More detailed guidance regarding nephrology referrals was previously stated as (2):

  • Immediate review
    • if suspected acute renal failure (ARF)
    • if ARF superimposed on CKD
    • if newly detected ERF (GFR < 15 mL/min/1.73 m2)
    • accelerated or malignant phase hypertension with suspicion of underlying kidney disease (or if there is no specialist hypertension service available locally)
    • hyperkalaemia, serum potassium >= 6.5 mmol/L (3)
  • Urgent outpatient review
    • nephrotic syndrome
    • if newly detected stage 4 (unless known to be stable) or stable stage 5 CKD
    • multisystem disease (e.g.
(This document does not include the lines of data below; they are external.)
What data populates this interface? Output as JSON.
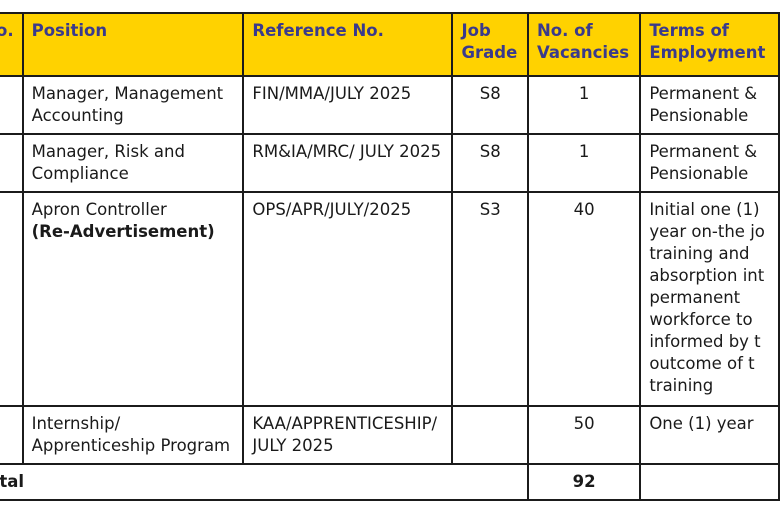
{
  "table": {
    "headers": {
      "no": "o.",
      "position": "Position",
      "reference": "Reference No.",
      "grade": "Job\nGrade",
      "vacancies": "No. of\nVacancies",
      "terms": "Terms of\nEmployment"
    },
    "rows": [
      {
        "position": "Manager, Management Accounting",
        "note": "",
        "reference": "FIN/MMA/JULY 2025",
        "grade": "S8",
        "vacancies": "1",
        "terms": "Permanent &\nPensionable"
      },
      {
        "position": "Manager, Risk and Compliance",
        "note": "",
        "reference": "RM&IA/MRC/ JULY 2025",
        "grade": "S8",
        "vacancies": "1",
        "terms": "Permanent &\nPensionable"
      },
      {
        "position": "Apron Controller",
        "note": "(Re-Advertisement)",
        "reference": "OPS/APR/JULY/2025",
        "grade": "S3",
        "vacancies": "40",
        "terms": "Initial one (1)\nyear on-the jo\ntraining and\nabsorption int\npermanent\nworkforce to\ninformed by t\noutcome of t\ntraining"
      },
      {
        "position": "Internship/ Apprenticeship Program",
        "note": "",
        "reference": "KAA/APPRENTICESHIP/\nJULY 2025",
        "grade": "",
        "vacancies": "50",
        "terms": "One (1) year"
      }
    ],
    "total": {
      "label": "otal",
      "value": "92"
    }
  }
}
SLE, systemic vasculitis) with evidence of kidney disease
    • hyperkalaemia, serum potassium 6.0-7.0 mmol/L (after exclusion of artefactual and treatable causes)
  • Routine outpatient review
    • refractory hypertension (defined as sustained BP >150/90 mm Hg despite combination therapy with 3 drugs from complementary classes)
    • acute deterioration in kidney function (defined as a fall of GFR of >20% or rise of serum creatinine concentration of >30% from baseline) associated with use of ACEIs or ARBs
    • proteinuria (urine protein >100 mg/mmol) without nephrotic syndrome
    • proteinuria with haematuria
    • diabetes with increasing proteinuria but without diabetic retinopathy
    • stage 3 CKD with haematuria
    • urologically unexplained macroscopic haematuria (with or without proteinuria)
    • recurrent unexplained pulmonary oedema with clinical suspicion of atherosclerotic renal artery stenosis (ARAS)
    • falling GFR (>15% fall over 12 months) with clinical suspicion of ARAS
    • PTH >70 ng/L (7.7 pmol/L) after exclusion or treatment of vitamin D deficiency
    • stable stage 4 CKD if referred
  • Conditions appropriate for GP care +/- 'virtual' nephrology support/advice  
    • isolated microscopic haematuria (after negative urological evaluation where appropriate)
    • isolated proteinuria with urine protein:creatinine ratio < 100 mg/mmol
    • known or suspected polycystic kidney disease with GFR > 60 ml/min/1.73 m2
    • known reflux nephropathy in stage 1-3 without the above
    • all other stage 1-2 CKD
    • stable stage 3 or 4 CKD with no other indication for referral

Notes (3):

  • the threshold for emergency treatment varies, but most guidelines recommend that emergency treatment should be given if the serum K+ is >= 6.5 mmol/L with or without ECG changes

Reference:

  1. NICE (August 2021). Chronic kidney disease: assessment and management
  2. The Renal Association (2007).UK CKD Guidelines
  3. The Renal Association UK (March 2014). The management of hyperkalaemia in adults.